Book Review: A Borrowed Dream by Amanda Cabot

4.5 stars
Finished reading 8/17/18

Synopsis:
Catherine Whitfield is sure that she will never again be able to trust anyone in the medical profession after the town doctor's excessive bleeding treatments killed her mother. Despite her loneliness and her broken heart, she carries bravely on as Cimarron Creek's dutiful schoolteacher, resigned to a life without love or family, a life where dreams rarely come true.

Austin Goddard is a newcomer to Cimarron Creek. Posing as a rancher, he fled to Texas to protect his daughter from a dangerous criminal. He's managed to keep his past as a surgeon a secret.

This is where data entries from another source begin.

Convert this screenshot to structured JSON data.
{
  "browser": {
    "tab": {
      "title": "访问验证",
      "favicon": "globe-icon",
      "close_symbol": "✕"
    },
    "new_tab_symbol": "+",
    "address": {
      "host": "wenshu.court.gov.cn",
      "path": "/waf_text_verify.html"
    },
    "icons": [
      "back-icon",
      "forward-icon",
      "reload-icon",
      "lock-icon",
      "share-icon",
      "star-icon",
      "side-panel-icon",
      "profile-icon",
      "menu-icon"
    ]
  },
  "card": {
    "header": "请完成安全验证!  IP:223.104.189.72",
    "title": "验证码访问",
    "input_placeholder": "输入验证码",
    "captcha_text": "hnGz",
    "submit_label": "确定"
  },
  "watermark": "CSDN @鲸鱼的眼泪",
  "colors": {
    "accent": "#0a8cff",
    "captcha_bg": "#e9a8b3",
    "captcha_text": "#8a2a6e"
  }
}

But when Catherine Whitfield captures his heart, he wonders how long he will be able to keep up the charade.

With a deft hand, Amanda Cabot teases out the strands of love, deception, and redemption in this charming tale of dreams deferred and hopes becoming reality.




My review:
This is the second book in Cabot's Cimarron Creek series, set in Victorian-era Texas.  The first book, A Stolen Heart, featured Catherine quite a bit as she befriended the new-in-town Lydia Crawford, the heroine of book one.  From that book we saw her lose her mother and lose her trust in a man she had loved.

This story picks up with Catherine still teaching at the local school as she was in the first book.  She is living alone and trying not to be lonely, so when an abused boy catches her eye it's easy for her to dream of rescuing him and taking him in.  But his abuser is his drunken father, who's not about to give up his boy, and her efforts to convince the man that the boy is worth sending to school are sure to meet with some decided resistance.

Austin, the hero, is new in town.  He has more secrets than any man ought to have, and a little girl who's sure to steal everyone's heart.  He seems to know quite a bit about health and wounds for a normal rancher, but he brushes it off and goes on with hardly an explanation, which of course makes the heroine and the readers instantly wonder what he means by the knowledge and how he came to know it.

Before long Catherine finds herself acting mother to both the abused boy and to Austin's lonely little girl, and these are some of my favorite parts from the story.  I really, really enjoy such stories!  And then we also have more of the continued mystery from the first book, which I won't specify because of spoilers, other than to say how much I enjoyed getting to know Grace through this story.

We just get comfortable with the town and characters, though, when danger arrives in town, and it's time to keep those pages flying to the very end.  Wow...I didn't see some of the stuff at the ending coming!

In all, an enjoyable and suspenseful read!

Thanks to the publisher for a free reading copy.  A favorable review was not required.